Gronkowski, who broke his forearm last season and re-injured the limb in the playoffs, had metal plates in his arm replaced Monday. Doctors believe that an infection that has lingered this offseason is now cleared, sources told ESPN NFL Insider Adam Schefter.
With back surgery also a possibility, Gronkowski's status for the regular-season opener is still in question, but Kraft was hopeful on Tuesday.
"I hope we have him back for the full season," Kraft said. "I know all the fans want that, and as an owner, I surely do."

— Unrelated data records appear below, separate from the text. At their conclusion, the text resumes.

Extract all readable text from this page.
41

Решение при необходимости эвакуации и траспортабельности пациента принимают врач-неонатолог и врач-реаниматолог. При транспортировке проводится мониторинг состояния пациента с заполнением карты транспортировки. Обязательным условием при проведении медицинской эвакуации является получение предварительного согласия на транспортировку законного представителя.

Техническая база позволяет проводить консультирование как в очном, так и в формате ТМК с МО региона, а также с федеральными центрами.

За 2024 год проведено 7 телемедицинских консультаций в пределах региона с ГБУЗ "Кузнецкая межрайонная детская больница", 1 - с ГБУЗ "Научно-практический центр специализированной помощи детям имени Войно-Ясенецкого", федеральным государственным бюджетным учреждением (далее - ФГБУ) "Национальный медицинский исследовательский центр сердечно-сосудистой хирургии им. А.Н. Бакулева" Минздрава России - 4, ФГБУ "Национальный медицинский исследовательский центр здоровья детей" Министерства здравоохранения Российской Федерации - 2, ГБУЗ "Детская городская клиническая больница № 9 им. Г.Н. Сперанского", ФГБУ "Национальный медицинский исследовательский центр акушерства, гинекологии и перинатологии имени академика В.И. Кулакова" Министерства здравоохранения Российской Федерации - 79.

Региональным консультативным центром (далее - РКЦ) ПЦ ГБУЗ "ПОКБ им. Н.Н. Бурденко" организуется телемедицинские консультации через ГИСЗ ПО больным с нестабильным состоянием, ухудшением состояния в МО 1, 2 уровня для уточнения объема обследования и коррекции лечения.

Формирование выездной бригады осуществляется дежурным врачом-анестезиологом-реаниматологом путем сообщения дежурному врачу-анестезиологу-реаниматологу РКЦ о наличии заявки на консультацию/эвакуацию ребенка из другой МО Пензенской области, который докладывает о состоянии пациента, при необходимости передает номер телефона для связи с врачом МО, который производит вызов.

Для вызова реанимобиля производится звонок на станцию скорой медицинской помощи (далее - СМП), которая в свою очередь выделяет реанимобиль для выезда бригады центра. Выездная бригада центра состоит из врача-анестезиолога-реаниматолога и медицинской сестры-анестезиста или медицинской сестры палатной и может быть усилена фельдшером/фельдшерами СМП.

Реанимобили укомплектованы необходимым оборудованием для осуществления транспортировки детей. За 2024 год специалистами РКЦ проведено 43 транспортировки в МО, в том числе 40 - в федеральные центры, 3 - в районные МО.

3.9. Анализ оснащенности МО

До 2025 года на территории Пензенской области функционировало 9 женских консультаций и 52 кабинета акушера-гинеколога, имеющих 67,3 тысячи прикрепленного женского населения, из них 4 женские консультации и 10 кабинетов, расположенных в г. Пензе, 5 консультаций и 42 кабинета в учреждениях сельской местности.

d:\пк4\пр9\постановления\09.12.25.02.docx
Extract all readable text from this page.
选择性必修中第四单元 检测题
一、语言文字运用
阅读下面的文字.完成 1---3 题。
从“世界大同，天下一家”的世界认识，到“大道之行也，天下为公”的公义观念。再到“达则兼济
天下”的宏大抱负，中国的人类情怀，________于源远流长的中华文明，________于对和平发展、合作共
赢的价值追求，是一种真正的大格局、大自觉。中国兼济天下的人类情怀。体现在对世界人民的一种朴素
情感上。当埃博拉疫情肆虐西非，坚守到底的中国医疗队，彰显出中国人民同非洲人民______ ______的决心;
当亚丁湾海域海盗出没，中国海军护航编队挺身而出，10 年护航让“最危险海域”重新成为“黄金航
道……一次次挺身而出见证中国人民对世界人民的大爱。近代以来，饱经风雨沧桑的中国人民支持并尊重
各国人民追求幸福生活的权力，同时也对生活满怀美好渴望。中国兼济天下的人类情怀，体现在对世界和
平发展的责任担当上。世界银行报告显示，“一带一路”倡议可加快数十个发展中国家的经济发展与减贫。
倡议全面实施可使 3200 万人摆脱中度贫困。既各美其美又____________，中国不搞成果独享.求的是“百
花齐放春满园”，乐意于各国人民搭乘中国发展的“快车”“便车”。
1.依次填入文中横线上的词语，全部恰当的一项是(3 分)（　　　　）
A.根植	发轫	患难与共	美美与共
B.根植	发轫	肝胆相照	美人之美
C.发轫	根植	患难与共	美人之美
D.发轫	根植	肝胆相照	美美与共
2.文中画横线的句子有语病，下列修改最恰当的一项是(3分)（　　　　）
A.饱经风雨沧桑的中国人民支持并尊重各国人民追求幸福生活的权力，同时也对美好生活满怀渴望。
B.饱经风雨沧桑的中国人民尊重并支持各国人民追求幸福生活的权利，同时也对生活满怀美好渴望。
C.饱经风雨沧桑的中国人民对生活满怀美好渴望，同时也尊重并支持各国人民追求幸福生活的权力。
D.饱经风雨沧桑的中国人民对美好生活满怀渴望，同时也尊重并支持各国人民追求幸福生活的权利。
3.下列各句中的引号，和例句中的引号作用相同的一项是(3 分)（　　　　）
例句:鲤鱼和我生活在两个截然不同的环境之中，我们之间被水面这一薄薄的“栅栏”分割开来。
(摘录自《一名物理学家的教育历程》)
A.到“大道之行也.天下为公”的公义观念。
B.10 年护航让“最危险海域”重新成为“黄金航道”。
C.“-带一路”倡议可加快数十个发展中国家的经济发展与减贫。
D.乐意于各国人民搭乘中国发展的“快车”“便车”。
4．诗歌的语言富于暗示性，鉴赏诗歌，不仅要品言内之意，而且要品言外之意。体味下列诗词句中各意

The Patriots signed Gronkowski to an extension last summer that could keep him in New England through the 2019 season. With injuries limiting his contributions last season and affecting his preparations for this season, questions have been raised about Gronkowski's durability.
"Part of the parity and the challenge of this business and trying to be good year in and year out and having a [salary] cap, we all have to make decisions with the information we have at hand," Kraft said. "We think long term he still should be great. We'll see."
Prior to his surgery, Gronkowski and Kraft took part in a football clinic Saturday for children in Newtown, Conn., the site of December's school shooting tragedy.
"Gronk was acting like [Tom] Brady and throwing to a bunch of kids. He challenged me to cover one. I thought I did a pretty good job covering, except the young man tripped and Gronk overthrew him," Kraft said. "He was saying it was a penalty on me, [but] the young man fell because Gronk overthrew him and he was trying to catch the ball.
"Once again, Gronk's enthusiasm and exuberance ... he really had the kids going," Kraft said with a smile.